OK, I feel kinda dumb asking this. I went to the butcher shop this morning to get some bones. So I told the nice lady that I feed my dog raw, and asked about scraps organs inexpensive cuts...etc. She was real nice and said there is one other raw feeder in town, so she knew about it a little  (I've been shopping mark downs at the grocery store) She gave me a box, and let me go through thier scrap bucket for free. Most of it was just trim fat and bones, but I found a few of "these things". Looks like an organ to me, LOL! I let Axel inspect it, but he's not really hungry right now (not a high food drive dog at any time), he carried it around, then hid it for later... But what the heck is it? Help me further my raw education 
Thanks guys  

BTW, it was attached to a big hard hunk of white stuff, the bones in the picture are not involved...its just laying on them.


----------



## malinois_16 (Aug 8, 2010)

That is Beef Kidney


----------



## dazedtrucker (May 2, 2011)

Thanks!
How come the ones i buy at the grocery store are smooth, and look like a kidney bean?
That is why I thought twice...


----------



## Draugr (Jul 8, 2011)

The ones at the grocery might not be *beef* kidney or something, not sure...

But that right there, what you have, is _definitely_ beef kidney :3.

The white stuff is fat.

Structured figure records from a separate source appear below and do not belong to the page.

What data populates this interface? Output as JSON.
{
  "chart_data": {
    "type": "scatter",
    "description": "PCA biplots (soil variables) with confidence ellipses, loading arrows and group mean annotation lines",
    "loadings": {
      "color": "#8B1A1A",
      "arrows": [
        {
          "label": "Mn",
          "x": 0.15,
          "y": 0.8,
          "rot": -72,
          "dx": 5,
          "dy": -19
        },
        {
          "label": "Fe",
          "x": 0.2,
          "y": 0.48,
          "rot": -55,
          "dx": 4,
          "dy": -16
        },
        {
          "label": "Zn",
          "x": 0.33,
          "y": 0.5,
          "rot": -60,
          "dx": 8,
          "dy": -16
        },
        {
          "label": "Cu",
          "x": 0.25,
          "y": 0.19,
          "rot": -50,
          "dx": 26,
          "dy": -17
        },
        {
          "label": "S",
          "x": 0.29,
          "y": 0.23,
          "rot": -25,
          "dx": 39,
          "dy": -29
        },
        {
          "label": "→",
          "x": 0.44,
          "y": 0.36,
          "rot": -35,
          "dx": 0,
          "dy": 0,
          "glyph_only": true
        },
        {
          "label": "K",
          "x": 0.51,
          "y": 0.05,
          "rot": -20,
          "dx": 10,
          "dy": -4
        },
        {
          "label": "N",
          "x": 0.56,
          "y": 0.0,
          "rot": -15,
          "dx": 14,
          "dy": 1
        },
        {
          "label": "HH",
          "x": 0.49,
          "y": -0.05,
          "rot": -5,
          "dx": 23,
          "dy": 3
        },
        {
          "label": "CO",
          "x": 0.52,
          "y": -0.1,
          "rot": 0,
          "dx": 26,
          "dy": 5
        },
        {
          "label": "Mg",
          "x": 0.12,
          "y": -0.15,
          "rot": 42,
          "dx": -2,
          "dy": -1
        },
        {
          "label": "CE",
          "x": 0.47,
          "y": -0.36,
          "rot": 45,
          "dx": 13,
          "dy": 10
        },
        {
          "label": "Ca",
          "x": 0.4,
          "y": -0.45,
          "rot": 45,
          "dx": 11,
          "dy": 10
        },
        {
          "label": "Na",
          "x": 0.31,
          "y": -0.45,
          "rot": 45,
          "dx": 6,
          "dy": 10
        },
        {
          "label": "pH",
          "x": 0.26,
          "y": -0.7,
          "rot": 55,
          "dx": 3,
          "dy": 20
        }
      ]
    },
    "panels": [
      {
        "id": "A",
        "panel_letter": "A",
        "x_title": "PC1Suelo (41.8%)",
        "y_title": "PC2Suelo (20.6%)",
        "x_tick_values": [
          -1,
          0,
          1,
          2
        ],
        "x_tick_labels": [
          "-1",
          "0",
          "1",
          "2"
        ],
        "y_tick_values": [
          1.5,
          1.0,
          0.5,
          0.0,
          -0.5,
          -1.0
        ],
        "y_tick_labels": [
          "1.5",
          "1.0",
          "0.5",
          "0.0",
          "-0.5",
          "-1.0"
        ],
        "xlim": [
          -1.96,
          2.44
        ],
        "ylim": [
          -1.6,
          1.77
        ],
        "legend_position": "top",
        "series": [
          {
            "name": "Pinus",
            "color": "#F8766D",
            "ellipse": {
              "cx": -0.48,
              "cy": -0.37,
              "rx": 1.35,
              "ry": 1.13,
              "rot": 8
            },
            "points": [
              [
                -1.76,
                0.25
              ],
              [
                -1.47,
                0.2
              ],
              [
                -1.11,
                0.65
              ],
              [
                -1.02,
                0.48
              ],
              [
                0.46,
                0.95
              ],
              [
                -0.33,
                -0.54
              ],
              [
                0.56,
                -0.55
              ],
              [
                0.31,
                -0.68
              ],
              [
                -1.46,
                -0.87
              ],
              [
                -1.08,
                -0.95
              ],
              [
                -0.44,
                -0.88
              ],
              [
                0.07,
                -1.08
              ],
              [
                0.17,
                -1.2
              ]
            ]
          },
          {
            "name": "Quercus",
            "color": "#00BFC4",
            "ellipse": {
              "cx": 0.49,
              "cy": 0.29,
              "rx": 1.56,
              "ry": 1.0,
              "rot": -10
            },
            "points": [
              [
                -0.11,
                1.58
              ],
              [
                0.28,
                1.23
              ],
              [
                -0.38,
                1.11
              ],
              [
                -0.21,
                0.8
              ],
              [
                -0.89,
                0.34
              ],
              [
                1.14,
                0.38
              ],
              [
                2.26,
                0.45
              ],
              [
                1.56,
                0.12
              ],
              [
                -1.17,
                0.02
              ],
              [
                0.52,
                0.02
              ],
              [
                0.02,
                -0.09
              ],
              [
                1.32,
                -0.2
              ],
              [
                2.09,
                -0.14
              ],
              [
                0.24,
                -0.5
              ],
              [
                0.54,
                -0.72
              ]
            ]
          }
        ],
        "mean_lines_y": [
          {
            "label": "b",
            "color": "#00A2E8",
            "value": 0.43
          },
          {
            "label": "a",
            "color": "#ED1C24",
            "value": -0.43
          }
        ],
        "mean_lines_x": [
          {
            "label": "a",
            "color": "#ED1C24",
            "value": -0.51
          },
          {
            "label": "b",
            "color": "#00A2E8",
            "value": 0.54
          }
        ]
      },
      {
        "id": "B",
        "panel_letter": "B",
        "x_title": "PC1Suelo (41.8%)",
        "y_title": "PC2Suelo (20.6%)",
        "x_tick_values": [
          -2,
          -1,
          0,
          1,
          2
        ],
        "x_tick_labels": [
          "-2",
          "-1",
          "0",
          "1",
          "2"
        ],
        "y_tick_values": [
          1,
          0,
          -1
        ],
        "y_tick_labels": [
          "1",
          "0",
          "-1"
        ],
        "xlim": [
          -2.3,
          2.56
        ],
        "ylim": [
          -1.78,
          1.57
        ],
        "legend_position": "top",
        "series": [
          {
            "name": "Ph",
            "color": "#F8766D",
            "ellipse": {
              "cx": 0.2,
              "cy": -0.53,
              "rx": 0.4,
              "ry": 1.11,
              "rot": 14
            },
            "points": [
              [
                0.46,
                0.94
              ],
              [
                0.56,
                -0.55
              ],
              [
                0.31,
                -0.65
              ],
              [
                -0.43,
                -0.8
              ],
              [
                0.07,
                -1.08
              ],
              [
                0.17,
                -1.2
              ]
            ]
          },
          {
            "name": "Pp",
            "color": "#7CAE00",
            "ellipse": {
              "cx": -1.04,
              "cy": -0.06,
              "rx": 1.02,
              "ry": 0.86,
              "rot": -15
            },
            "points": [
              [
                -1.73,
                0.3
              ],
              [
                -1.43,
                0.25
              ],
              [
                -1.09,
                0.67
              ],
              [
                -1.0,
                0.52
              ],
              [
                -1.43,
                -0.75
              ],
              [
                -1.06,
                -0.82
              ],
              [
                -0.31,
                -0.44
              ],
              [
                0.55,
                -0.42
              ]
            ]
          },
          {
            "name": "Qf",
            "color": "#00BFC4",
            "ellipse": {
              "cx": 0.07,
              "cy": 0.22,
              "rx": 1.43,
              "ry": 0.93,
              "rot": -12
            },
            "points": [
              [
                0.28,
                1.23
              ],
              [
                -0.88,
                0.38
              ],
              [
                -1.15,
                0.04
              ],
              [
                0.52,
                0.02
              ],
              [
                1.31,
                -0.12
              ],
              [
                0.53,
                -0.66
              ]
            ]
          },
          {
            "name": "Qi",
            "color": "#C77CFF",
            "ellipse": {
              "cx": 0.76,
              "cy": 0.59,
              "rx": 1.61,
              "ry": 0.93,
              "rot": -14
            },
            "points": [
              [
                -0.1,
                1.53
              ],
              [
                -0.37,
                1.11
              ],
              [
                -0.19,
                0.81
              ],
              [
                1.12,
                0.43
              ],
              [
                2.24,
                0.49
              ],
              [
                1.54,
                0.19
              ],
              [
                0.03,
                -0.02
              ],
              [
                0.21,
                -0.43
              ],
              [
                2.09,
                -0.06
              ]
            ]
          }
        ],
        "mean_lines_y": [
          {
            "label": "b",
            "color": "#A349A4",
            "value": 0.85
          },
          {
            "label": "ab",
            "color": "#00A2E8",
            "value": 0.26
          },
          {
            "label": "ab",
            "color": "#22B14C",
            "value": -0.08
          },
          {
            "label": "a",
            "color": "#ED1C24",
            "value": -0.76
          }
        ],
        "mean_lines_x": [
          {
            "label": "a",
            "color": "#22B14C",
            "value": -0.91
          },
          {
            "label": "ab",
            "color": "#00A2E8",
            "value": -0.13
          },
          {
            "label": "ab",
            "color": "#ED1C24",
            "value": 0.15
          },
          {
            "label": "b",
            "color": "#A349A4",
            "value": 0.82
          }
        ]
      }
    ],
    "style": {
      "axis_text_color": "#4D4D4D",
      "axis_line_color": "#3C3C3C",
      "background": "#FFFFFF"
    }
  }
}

Mine doesn't really like the fatty part so I don't force him to eat it.


----------



## dazedtrucker (May 2, 2011)

Yes, I avoid giving fat, because in my experience, it leads to loose stools. I just couldn't tell if there might be a hunk of bone or grissle in there too, I pulled really hard and couldn't get it loose,figured I'd let him play with it and watch 

Thanks!


----------



## malinois_16 (Aug 8, 2010)

The ones you buy at the grocery store are probably pork kidney. They look like beans lol

Pork Kidney- http://www.englishrainbow.com/vocabularyinfo.asp?id=13344

Beef Kidney- http://www.indiamart.com/unitedgutsexporters/products.html

Lamb Kidneys look just like pork kidneys


----------